Now that the Florida Entertainment Industry Financial Incentive offers a $242-million transferable tax-credit program throughout 2012 and the next three years, there has been a resurgence of crews returning en masse to the Sunshine State as production increases at a dramatic rate — with over 150 projects certified until 2015. Projects currently being shot in the Florida include Fox TV’s “The Finder” and the films Missionary and Spring Breakers, which is the third feature to be lured via the incentive program since last year’s Dolphin Tale. Steven Soderbergh’s male-stripper comedy Magic Mike (starring Channing Tatum) and the poverty drama Sunlight, Jr. (starring Matt Dillon and Naomi Watts) have also shot scenes in Florida with both films scheduled for release later this year.

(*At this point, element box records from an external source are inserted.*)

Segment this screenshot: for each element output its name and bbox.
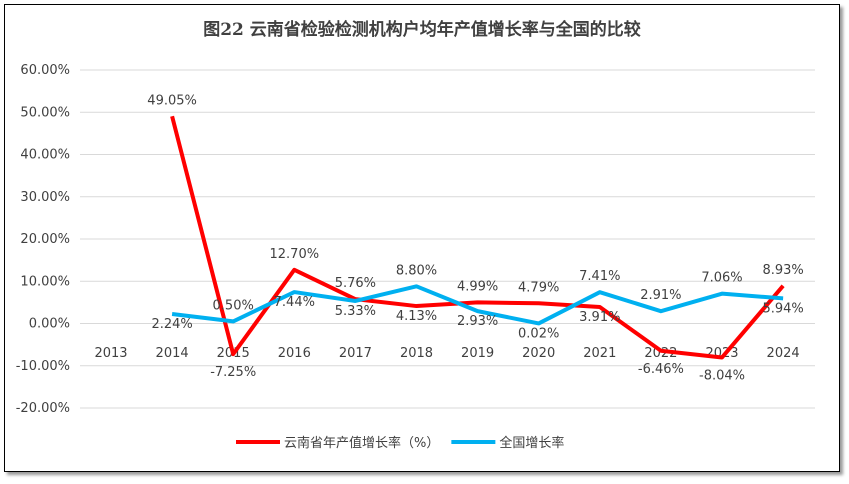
chart-title: 图22 云南省检验检测机构户均年产值增长率与全国的比较 — [203, 19, 641, 40]
y-tick-label: -10.00% — [16, 359, 70, 374]
data-label: 7.41% — [579, 269, 620, 284]
data-label: 2.93% — [457, 314, 498, 329]
x-tick-label: 2019 — [461, 346, 494, 361]
data-label: -8.04% — [699, 368, 745, 383]
x-tick-label: 2014 — [156, 346, 189, 361]
data-label: 49.05% — [147, 93, 197, 108]
data-label: 5.94% — [762, 301, 803, 316]
data-label: 8.80% — [396, 263, 437, 278]
data-label: 7.44% — [274, 295, 315, 310]
y-tick-label: -20.00% — [16, 401, 70, 416]
data-label: 2.24% — [151, 317, 192, 332]
x-tick-label: 2017 — [339, 346, 372, 361]
data-label: 12.70% — [270, 247, 320, 262]
chart-frame — [4, 4, 840, 472]
x-tick-label: 2020 — [522, 346, 555, 361]
data-label: 0.02% — [518, 326, 559, 341]
y-tick-label: 50.00% — [20, 105, 70, 120]
data-label: 5.76% — [335, 276, 376, 291]
y-tick-label: 60.00% — [20, 63, 70, 78]
x-tick-label: 2024 — [767, 346, 800, 361]
legend-label: 云南省年产值增长率（%） — [284, 435, 439, 451]
y-tick-label: 20.00% — [20, 232, 70, 247]
data-label: 4.13% — [396, 309, 437, 324]
data-label: 5.33% — [335, 304, 376, 319]
data-label: 7.06% — [701, 271, 742, 286]
data-label: 4.79% — [518, 280, 559, 295]
x-tick-label: 2016 — [278, 346, 311, 361]
data-label: 8.93% — [762, 263, 803, 278]
legend-label: 全国增长率 — [499, 435, 564, 451]
x-tick-label: 2018 — [400, 346, 433, 361]
data-label: 0.50% — [213, 298, 254, 313]
x-tick-label: 2013 — [94, 346, 127, 361]
data-label: 3.91% — [579, 310, 620, 325]
y-tick-label: 10.00% — [20, 274, 70, 289]
y-tick-label: 0.00% — [29, 317, 70, 332]
y-tick-label: 30.00% — [20, 190, 70, 205]
x-tick-label: 2021 — [583, 346, 616, 361]
y-tick-label: 40.00% — [20, 148, 70, 163]
data-label: 2.91% — [640, 288, 681, 303]
data-label: -6.46% — [638, 362, 684, 377]
data-label: -7.25% — [210, 365, 256, 380]
data-label: 4.99% — [457, 279, 498, 294]
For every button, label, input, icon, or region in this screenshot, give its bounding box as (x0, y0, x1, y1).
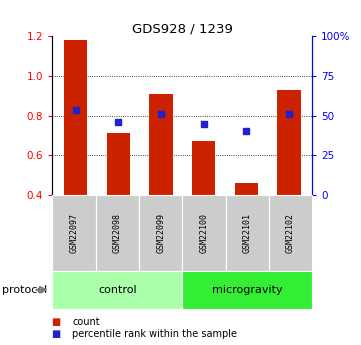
Point (243, 129, 249, 134)
Text: count: count (72, 317, 100, 326)
Bar (149, 94, 173, 195)
Text: GSM22100: GSM22100 (200, 213, 208, 253)
Text: GSM22101: GSM22101 (243, 213, 252, 253)
Title: GDS928 / 1239: GDS928 / 1239 (132, 22, 233, 35)
Bar (64, 40, 87, 195)
Point (201, 121, 206, 126)
Point (158, 111, 164, 116)
Point (73, 107, 79, 112)
Text: GSM22099: GSM22099 (156, 213, 165, 253)
Bar (192, 141, 215, 195)
Bar (277, 90, 301, 195)
Text: GSM22098: GSM22098 (113, 213, 122, 253)
Text: protocol: protocol (2, 285, 47, 295)
Text: percentile rank within the sample: percentile rank within the sample (72, 329, 237, 339)
Bar (106, 134, 130, 195)
Bar (235, 183, 258, 195)
Text: ■: ■ (51, 329, 61, 339)
Text: microgravity: microgravity (212, 285, 283, 295)
Text: control: control (98, 285, 136, 295)
Text: GSM22097: GSM22097 (70, 213, 78, 253)
Text: GSM22102: GSM22102 (286, 213, 295, 253)
Text: ■: ■ (51, 317, 61, 326)
Point (116, 119, 121, 124)
Point (286, 111, 292, 116)
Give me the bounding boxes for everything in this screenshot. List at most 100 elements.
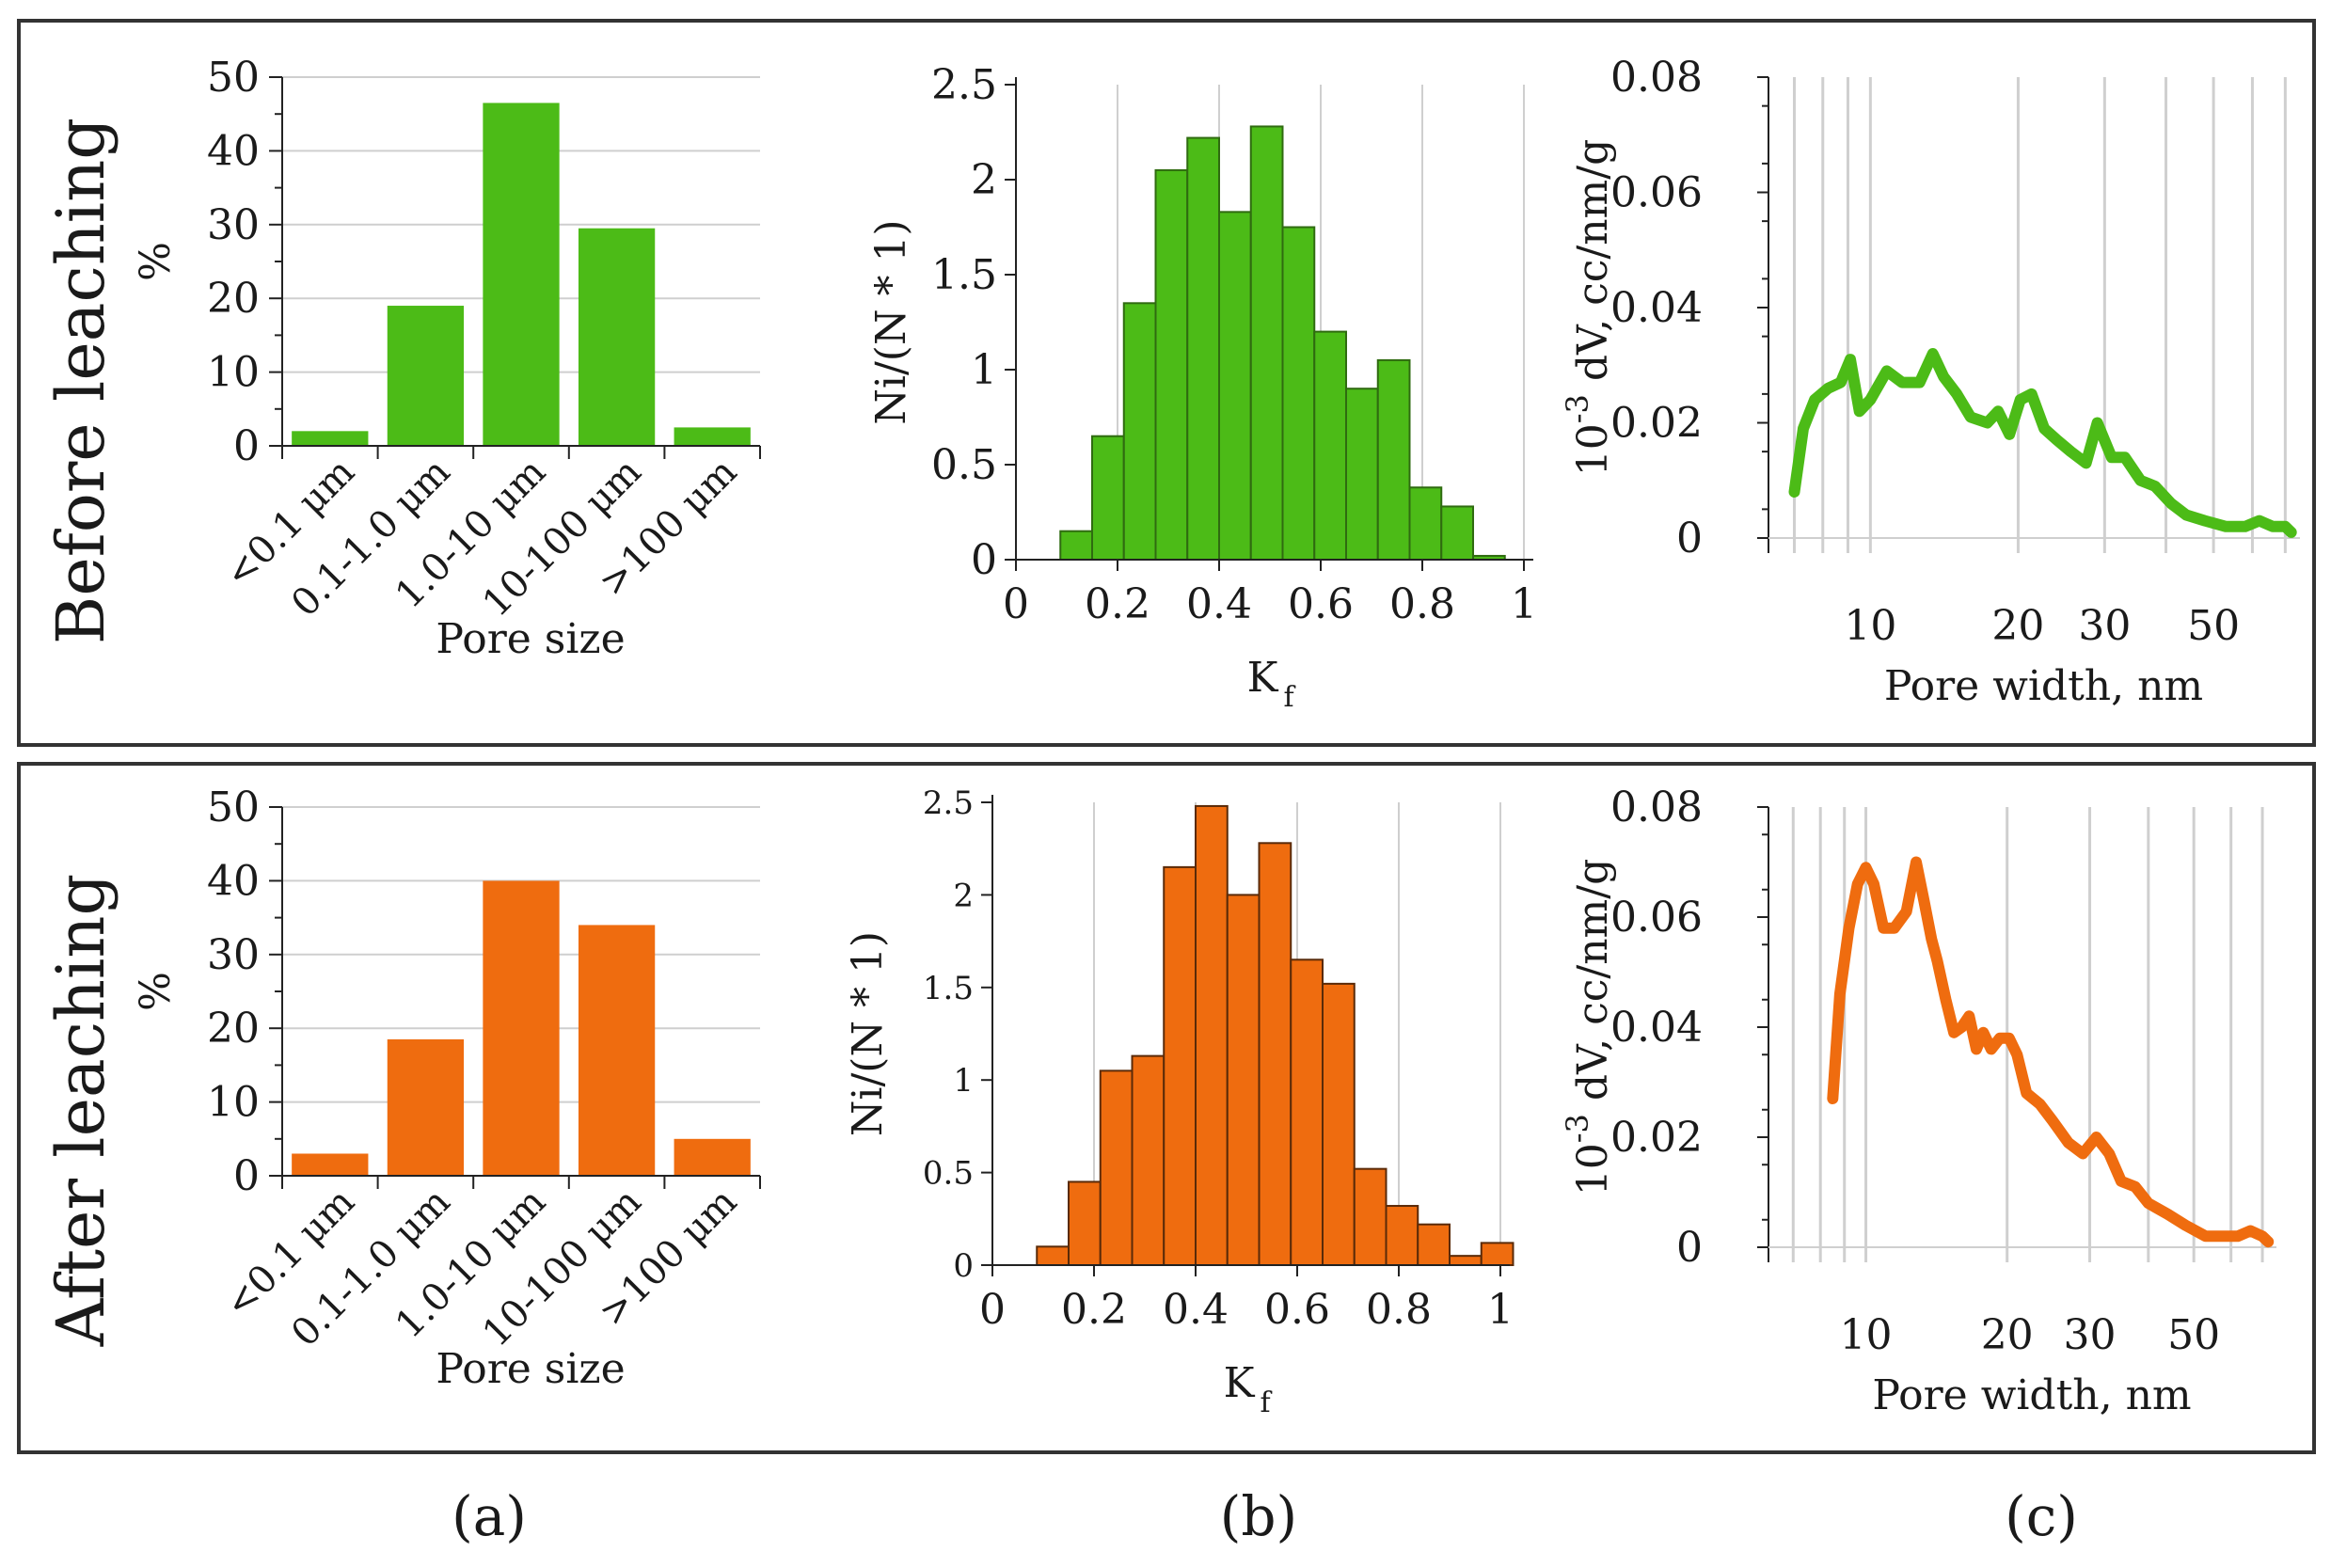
tick-label-y: 0.04 <box>1610 1004 1703 1052</box>
tick-label-x: 10 <box>1840 1311 1893 1359</box>
hist-bar <box>1218 211 1252 561</box>
tick-label-y: 0.5 <box>923 1155 974 1193</box>
y-axis-title-rest: dV, cc/nm/g <box>1569 139 1617 394</box>
tick-label-x: 0.2 <box>1061 1286 1127 1334</box>
hist-bar <box>1131 1054 1166 1266</box>
tick-label-y: 1 <box>953 1062 974 1100</box>
tick-label-y: 0 <box>1676 1224 1703 1272</box>
tick-label-y: 0.06 <box>1610 169 1703 217</box>
tick-label-x: 0.6 <box>1264 1286 1330 1334</box>
y-axis-title: 10-3 dV, cc/nm/g <box>1560 859 1617 1196</box>
y-axis-title-base: 10 <box>1569 423 1617 476</box>
tick-label-x: 0.2 <box>1085 580 1150 628</box>
tick-label-x: 0.8 <box>1389 580 1455 628</box>
tick-label-y: 30 <box>207 931 260 979</box>
x-axis-title-subscript: f <box>1283 681 1295 714</box>
bar <box>387 1038 465 1176</box>
bar <box>483 103 560 446</box>
tick-label-y: 0 <box>233 1152 260 1200</box>
tick-label-y: 0 <box>971 536 997 584</box>
tick-label-x: 0 <box>979 1286 1006 1334</box>
tick-label-y: 0.08 <box>1610 54 1703 102</box>
x-axis-title: Pore width, nm <box>1884 662 2203 710</box>
hist-bar <box>1376 358 1411 561</box>
hist-bar <box>1322 982 1356 1266</box>
bar <box>674 1138 751 1176</box>
chart-c-after: 10 20 30 50 0 0.02 0.04 0.06 0.08 Pore width, nm 1… <box>1560 784 2276 1419</box>
tick-label-x: 50 <box>2167 1311 2220 1359</box>
tick-label-y: 2 <box>971 156 997 204</box>
tick-label-y: 10 <box>207 349 260 397</box>
hist-bar <box>1313 330 1347 561</box>
tick-label-y: 2 <box>953 877 974 914</box>
hist-bar <box>1154 168 1189 561</box>
chart-b-before: 0 0.2 0.4 0.6 0.8 1 0 0.5 1 1.5 2 2.5 K f Ni/(N * 1) <box>867 61 1537 714</box>
hist-bar <box>1417 1223 1451 1266</box>
frame-after <box>17 762 2316 1454</box>
x-axis-title: K <box>1224 1359 1256 1407</box>
tick-label-x: 20 <box>1981 1311 2034 1359</box>
tick-label-y: 10 <box>207 1079 260 1127</box>
hist-bar <box>1099 1069 1134 1266</box>
y-axis-title-rest: dV, cc/nm/g <box>1569 859 1617 1114</box>
tick-label-y: 20 <box>207 1005 260 1053</box>
hist-bar <box>1385 1205 1419 1267</box>
hist-bar <box>1440 505 1474 562</box>
hist-bar <box>1449 1255 1483 1267</box>
hist-bar <box>1290 958 1324 1267</box>
bar <box>292 1153 369 1176</box>
panel-letter-c: (c) <box>2005 1484 2078 1548</box>
hist-bar <box>1353 1167 1388 1266</box>
y-axis-title: 10-3 dV, cc/nm/g <box>1560 139 1617 477</box>
row-title-after: After leaching <box>42 874 119 1348</box>
y-axis-title-base: 10 <box>1569 1143 1617 1196</box>
bar <box>292 431 369 446</box>
y-axis-title: Ni/(N * 1) <box>844 931 892 1136</box>
hist-bar <box>1408 486 1443 561</box>
tick-label-y: 0 <box>953 1247 974 1285</box>
tick-label-x: 0.6 <box>1288 580 1354 628</box>
tick-label-y: 50 <box>207 54 260 102</box>
tick-label-y: 0.06 <box>1610 894 1703 942</box>
tick-label-x: 0.4 <box>1163 1286 1229 1334</box>
bar <box>578 228 656 446</box>
tick-label-y: 0 <box>1676 515 1703 562</box>
tick-label-y: 0.04 <box>1610 284 1703 332</box>
tick-label-y: 0.02 <box>1610 1114 1703 1162</box>
tick-label-x: 0 <box>1003 580 1029 628</box>
tick-label-y: 20 <box>207 275 260 323</box>
tick-label-x: 0.8 <box>1366 1286 1432 1334</box>
hist-bar <box>1480 1242 1514 1267</box>
tick-label-y: 0.02 <box>1610 400 1703 448</box>
tick-label-x: 0.4 <box>1186 580 1252 628</box>
tick-label-x: 1 <box>1511 580 1537 628</box>
hist-bar <box>1186 136 1220 561</box>
tick-label-y: 30 <box>207 201 260 249</box>
hist-bar <box>1195 804 1229 1266</box>
tick-label-y: 40 <box>207 127 260 175</box>
tick-label-y: 2.5 <box>931 61 997 109</box>
hist-bar <box>1249 125 1284 561</box>
tick-label-y: 1.5 <box>923 970 974 1007</box>
row-title-before: Before leaching <box>42 118 119 644</box>
hist-bar <box>1226 894 1261 1267</box>
x-axis-title-subscript: f <box>1260 1386 1272 1419</box>
tick-label-y: 0 <box>233 422 260 470</box>
tick-label-x: 20 <box>1991 602 2044 650</box>
hist-bar <box>1345 388 1379 562</box>
y-axis-title-sup: -3 <box>1560 394 1595 423</box>
x-axis-title: K <box>1247 654 1279 702</box>
chart-b-after: 0 0.2 0.4 0.6 0.8 1 0 0.5 1 1.5 2 2.5 K f Ni/(N * 1) <box>844 784 1514 1419</box>
bar <box>387 306 465 446</box>
bar <box>483 880 560 1176</box>
tick-label-y: 50 <box>207 784 260 832</box>
series-line <box>1788 348 2297 538</box>
hist-bar <box>1258 842 1292 1267</box>
y-axis-title: % <box>132 972 180 1011</box>
hist-bar <box>1281 226 1316 561</box>
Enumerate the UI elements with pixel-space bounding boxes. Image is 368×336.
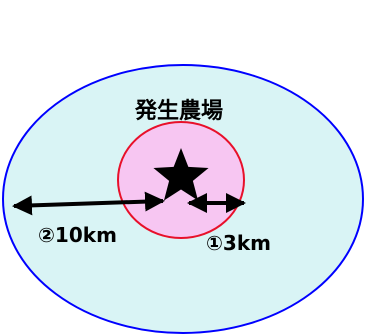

Under the current tax incentive program, film, TV (including commercials and music videos) and digital-media projects can qualify for a base tax credit of 20 percent. Projects can also qualify for two additional bonuses, each worth an additional 5 percent in tax credits, for shooting during the off-season or applying for the family-friendly bonus. There’s also an exemption from Florida’s sales tax at the point of sale for qualifying production companies. The priority for qualifying/certifying projects for tax credit awards is determined on a first-come, first-served basis. For more information, visit http://www.filminflorida.com/ifi/incentives.asp.
Florida is blessed with a wealth of beautiful locales, including sun-kissed beaches and the exotic small-town charms of the Florida Quays, and the Florida Office of Film & Entertainment offers an online production guide with extensive listings for the state’s top locations, producers, crews, studios, equipment, support services, post facilities and accommodations. Rock of Ages (featuring Tom Cruise), My Fair Lidy, Space Brothers, Finding Joy and Zero Energy America are just some of the films that have recently wrapped in Florida.
With a wide array of top production facilities, tax incentives, crew expertise and location features, producers and directors just can’t resist shooting in these four Southeast Atlantic states. And despite the ongoing global competition for production dollars, this region is holding its own on the cinematic playground.